(Employment Appeal Tribunal)

The EAT has rejected a claim that an employer's disciplinary investigation was unreasonably detailed, and held that the employee's subsequent dismissal for gross misconduct was fair.

Ms Pillar was a nurse practitioner, whose role involved triaging members of the public to determine their medical priority. She was dismissed for gross misconduct following an incident where she sent a patient who had experienced a heart attack to an out of hours GP, rather than calling 999. Ms Pillar brought proceedings in the ET, alleging that her dismissal was unfair because the investigation report, on which the employer had principally based its decision, included reference to two previous incidents which had not been treated as disciplinary matters. The Tribunal agreed with Ms Pillar, finding that those prior incidents should have been excluded from the investigation report. NHS 24 appealed.

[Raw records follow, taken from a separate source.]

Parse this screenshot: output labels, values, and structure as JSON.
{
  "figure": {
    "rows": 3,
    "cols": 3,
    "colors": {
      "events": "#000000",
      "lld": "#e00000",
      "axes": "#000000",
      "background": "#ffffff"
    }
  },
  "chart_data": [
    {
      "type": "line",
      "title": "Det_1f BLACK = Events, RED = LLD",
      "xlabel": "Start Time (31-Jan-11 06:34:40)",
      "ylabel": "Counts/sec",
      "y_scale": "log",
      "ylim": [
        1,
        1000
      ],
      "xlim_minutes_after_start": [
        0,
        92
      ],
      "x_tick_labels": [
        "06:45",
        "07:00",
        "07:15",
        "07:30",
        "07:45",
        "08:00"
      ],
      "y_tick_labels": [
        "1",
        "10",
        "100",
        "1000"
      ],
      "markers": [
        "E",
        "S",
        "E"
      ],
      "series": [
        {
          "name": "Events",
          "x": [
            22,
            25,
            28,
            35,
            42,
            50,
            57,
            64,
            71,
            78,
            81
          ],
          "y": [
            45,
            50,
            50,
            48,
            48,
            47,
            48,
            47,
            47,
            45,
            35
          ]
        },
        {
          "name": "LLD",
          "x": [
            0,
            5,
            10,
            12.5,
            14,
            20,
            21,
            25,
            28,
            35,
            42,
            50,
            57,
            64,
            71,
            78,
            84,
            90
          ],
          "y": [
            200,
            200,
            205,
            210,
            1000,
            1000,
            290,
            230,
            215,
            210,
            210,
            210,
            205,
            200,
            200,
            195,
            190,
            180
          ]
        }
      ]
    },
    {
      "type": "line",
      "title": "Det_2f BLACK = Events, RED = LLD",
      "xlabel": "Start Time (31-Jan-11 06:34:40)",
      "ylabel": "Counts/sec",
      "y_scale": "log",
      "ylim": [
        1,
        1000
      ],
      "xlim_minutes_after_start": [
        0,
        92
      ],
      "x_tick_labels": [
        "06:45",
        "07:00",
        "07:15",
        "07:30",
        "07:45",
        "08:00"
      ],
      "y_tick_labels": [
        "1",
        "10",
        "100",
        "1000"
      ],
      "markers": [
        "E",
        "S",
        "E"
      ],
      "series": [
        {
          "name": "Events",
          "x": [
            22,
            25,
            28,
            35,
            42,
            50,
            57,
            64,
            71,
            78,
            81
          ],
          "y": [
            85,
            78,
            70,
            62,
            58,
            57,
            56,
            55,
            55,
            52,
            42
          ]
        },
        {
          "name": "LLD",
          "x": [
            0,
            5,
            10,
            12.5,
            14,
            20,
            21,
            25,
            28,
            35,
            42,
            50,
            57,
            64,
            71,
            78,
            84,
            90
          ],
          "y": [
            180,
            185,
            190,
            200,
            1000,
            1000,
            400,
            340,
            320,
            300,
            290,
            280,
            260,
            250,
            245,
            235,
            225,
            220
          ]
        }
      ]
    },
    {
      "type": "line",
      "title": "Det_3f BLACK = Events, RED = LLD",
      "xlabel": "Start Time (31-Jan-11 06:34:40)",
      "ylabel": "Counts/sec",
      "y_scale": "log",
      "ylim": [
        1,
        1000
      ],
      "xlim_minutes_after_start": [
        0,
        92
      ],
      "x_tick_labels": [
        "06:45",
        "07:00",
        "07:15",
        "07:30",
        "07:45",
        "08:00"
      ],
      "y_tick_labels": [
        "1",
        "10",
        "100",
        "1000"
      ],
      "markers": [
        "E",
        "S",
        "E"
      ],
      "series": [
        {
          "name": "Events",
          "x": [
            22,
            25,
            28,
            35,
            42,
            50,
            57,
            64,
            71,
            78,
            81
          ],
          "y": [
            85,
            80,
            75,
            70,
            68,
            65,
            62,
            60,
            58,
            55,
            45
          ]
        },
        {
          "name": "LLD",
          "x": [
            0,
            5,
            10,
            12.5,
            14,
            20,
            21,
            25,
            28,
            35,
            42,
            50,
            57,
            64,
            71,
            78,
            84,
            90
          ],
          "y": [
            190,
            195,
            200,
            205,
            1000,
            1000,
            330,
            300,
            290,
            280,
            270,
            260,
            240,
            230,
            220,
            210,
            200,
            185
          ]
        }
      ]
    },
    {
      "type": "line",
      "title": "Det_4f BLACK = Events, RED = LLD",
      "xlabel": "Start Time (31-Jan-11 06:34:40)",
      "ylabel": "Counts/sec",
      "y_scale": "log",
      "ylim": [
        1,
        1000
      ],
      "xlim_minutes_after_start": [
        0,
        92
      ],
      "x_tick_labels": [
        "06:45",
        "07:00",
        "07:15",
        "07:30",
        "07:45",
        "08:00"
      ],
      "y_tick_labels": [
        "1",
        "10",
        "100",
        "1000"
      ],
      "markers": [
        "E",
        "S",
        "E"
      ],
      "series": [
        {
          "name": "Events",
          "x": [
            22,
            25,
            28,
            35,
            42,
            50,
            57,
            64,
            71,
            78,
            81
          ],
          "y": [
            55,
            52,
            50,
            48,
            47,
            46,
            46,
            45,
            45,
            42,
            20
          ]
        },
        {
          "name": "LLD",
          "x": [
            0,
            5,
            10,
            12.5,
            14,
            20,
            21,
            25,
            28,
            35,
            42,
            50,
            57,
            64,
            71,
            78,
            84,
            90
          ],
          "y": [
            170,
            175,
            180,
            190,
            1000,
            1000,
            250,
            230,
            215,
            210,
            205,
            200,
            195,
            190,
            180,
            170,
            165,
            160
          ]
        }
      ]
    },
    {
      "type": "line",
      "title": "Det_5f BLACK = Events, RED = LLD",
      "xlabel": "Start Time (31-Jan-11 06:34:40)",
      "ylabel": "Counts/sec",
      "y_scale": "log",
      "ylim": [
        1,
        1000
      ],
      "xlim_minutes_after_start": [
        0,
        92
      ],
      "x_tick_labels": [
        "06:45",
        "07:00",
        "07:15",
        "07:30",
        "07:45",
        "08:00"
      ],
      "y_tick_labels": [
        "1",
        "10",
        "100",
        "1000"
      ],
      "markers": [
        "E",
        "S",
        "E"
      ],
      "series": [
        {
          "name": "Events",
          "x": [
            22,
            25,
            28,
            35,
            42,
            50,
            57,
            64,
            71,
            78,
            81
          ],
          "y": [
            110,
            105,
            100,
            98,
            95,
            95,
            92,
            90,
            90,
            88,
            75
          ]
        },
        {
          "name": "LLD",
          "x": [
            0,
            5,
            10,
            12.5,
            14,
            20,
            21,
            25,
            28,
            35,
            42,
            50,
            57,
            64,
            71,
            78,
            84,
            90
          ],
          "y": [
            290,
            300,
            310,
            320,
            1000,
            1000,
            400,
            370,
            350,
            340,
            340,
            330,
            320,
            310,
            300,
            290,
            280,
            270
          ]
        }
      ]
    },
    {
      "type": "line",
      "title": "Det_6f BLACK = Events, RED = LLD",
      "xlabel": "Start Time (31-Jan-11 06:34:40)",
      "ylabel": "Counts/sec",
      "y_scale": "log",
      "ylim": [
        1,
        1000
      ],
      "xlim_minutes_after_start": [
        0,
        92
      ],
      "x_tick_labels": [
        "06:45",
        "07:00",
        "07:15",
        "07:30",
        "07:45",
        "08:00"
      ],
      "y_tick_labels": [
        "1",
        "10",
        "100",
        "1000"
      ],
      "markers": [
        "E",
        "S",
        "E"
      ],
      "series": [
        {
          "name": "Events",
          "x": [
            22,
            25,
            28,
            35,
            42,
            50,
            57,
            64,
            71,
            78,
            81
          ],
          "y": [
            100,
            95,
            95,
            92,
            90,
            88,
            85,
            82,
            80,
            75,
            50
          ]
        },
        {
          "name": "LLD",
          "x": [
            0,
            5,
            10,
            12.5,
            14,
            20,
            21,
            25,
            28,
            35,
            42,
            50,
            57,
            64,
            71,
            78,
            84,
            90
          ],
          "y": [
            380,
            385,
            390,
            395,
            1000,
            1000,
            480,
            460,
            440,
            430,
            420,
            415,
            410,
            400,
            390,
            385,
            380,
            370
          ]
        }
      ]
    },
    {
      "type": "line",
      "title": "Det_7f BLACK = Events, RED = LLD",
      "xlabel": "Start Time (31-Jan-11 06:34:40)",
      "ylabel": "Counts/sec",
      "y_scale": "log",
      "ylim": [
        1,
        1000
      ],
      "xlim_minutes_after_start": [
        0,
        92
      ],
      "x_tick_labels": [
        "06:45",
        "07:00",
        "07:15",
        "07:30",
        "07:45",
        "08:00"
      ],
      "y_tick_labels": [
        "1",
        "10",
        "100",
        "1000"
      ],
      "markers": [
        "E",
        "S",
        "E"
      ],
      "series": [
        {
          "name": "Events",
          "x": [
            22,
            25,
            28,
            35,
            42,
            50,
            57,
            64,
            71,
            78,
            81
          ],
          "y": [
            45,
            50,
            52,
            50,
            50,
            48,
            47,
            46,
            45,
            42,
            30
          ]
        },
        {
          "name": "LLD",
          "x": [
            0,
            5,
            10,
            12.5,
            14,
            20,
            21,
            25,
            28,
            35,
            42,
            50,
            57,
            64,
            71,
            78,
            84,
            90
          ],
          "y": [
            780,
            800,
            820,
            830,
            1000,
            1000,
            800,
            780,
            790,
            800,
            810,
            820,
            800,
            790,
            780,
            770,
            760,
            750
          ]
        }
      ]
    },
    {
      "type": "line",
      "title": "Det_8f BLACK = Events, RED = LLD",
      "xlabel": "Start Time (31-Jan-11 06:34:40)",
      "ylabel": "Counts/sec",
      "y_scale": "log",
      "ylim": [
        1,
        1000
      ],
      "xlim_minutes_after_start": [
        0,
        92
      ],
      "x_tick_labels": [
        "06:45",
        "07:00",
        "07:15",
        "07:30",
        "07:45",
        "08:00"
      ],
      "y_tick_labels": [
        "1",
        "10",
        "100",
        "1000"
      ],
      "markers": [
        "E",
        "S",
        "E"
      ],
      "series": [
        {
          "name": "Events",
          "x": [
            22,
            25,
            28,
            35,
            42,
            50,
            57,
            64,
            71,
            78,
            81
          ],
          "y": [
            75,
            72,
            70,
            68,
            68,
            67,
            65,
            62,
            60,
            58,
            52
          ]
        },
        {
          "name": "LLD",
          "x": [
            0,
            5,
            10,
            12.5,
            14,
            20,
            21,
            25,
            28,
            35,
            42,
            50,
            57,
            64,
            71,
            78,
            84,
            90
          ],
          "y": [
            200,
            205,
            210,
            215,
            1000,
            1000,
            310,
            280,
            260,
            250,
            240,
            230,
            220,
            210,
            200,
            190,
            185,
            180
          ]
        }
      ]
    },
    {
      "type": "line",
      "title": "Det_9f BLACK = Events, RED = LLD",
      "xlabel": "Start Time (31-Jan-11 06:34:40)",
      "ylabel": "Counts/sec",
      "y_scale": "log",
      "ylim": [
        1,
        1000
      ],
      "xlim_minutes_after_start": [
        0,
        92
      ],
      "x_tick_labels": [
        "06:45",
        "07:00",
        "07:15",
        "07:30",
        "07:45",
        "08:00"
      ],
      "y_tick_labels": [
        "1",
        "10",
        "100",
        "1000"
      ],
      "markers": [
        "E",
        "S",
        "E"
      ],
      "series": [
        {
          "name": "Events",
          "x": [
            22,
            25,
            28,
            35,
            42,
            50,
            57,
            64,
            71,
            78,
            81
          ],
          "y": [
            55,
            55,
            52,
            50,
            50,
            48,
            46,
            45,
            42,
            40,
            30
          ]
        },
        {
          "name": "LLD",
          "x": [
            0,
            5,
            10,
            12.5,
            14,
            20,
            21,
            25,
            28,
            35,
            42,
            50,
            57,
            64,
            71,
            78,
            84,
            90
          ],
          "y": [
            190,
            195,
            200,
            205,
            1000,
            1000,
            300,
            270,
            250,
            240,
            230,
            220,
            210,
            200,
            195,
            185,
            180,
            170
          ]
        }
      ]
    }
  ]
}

The EAT found the ET's approach to be inconsistent. It held that a too-detailed investigation would not fail the test of whether the investigation had been adequate unless it were overzealous or otherwise unfair. The judge emphasised that disciplinary procedures should involve a two-stage process: the investigatory officer's task is to gather all relevant material to enable the disciplinary officer to reach a decision based on all pertinent factors. In this case, excluding material relevant to Ms Pillar's competence (and public safety) would have been a serious omission. Whilst Ms Pillar had not been subject to prior disciplinary proceedings, this did not on the evidence create any expectation that future incidents would be treated less seriously.

Although the facts of this case were unusual, the decision both clarifies the extent to which previous conduct can and should be taken into account in a disciplinary hearing; and reiterates the rule that employers remain subject to the "range of reasonable responses" test when deciding whether a disciplinary investigation was reasonable.